El chico, nos ayudó a subir las maletas al vehículo y nos invitó a subir a este. El desconocido era bastante amable, e incluso gracioso, pues nos había sacado unas cuantas carcajadas en el trayecto. Cuando tuvo la confianza suficiente, nos propuso hacer un pequeño tour por la ciudad, al que aceptamos complacidos.

Amaba el lugar con solo verlo a través de un cristal de aquel auto en movimiento. Sus largas avenidas y edificios enormes, acaparaban toda la atención. Yo visité lugares hermosos, pero este tenía algo, algo que no podía explicar con palabras. Era como ser frío y cálido a la vez.

Extraño y perfecto.

Luego de aproximadamente tres horas de viaje en la ciudad, aprendí que tenía más lugares a los que visitar, de los que pudiese contar. El chofer, que ahora perecía un miembro más de mi familia, hizo una pequeña parada para que probásemos, según él ¨la mejor comida de New York¨, que para ser sincera, estaba deliciosa.

Ya el cielo se había despejado, el sol comenzaba a calentar y la iluminación era cada vez más intensa. Sin más paradas o viajes planificados de último minuto, llegamos por fin, al lugar de destino.

La mansión de los Will.

El aspecto y estructura de la casa me dejó sinceramente impactada. Según mi madre, los miembros de esta familia eran algo mayores, pero eso no les impidió tener una de las casas más modernas que había visto desde mi entrada a la ciudad.

Sus ventanas, eran todas de cristal y la recubría una capa de pintura que combinaba, con diseños abstractos, los colores blanco y negro. Menudo trabajo al que le tocó decorar este lugar.
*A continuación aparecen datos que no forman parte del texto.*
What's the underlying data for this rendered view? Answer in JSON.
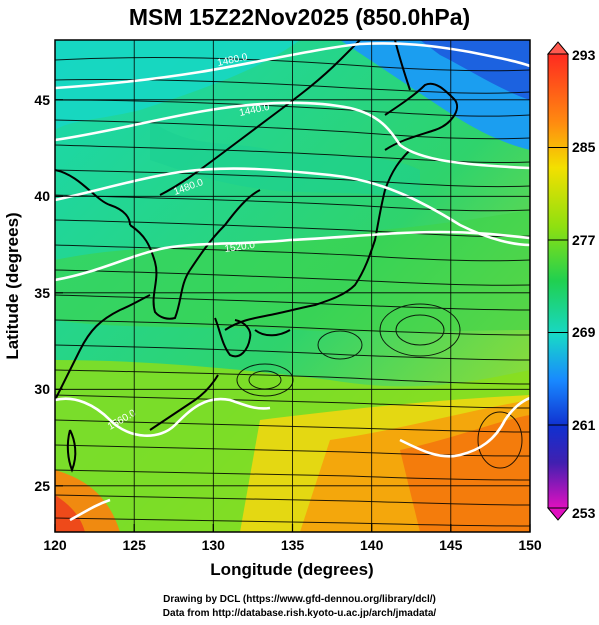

Ese ambiente modernizado, resaltaba aún más las flores que crecían en su jardín, las que para mi sorpresa, eran solo rosas rojas.

Que exquisitos eran aquí.

El joven que nos acompañó durante el viaje, se encargó del equipaje y nos indicó, dónde nos esperaban los señores de la casa. Al entrar, inspeccioné todo lo que mis ojos pudieron, mientras andaba, agarrada de la mano de mi madre.

La verdad es que me esperé muchísima formalidad de su parte para recibirnos, pero me alegra haberme equivocado. Pues, los señores de la casa, estaba muy recostados en la alberca de la vivienda, bronceándose la piel como si no hubiera un mañana.

Eso se llama aprovechar las oportunidades.

Al ver a mis padres entrar, ambos se pusieron de pie y se acercaron con una sonrisa que mostraba sus dentaduras, dignas para una propaganda de Colgate.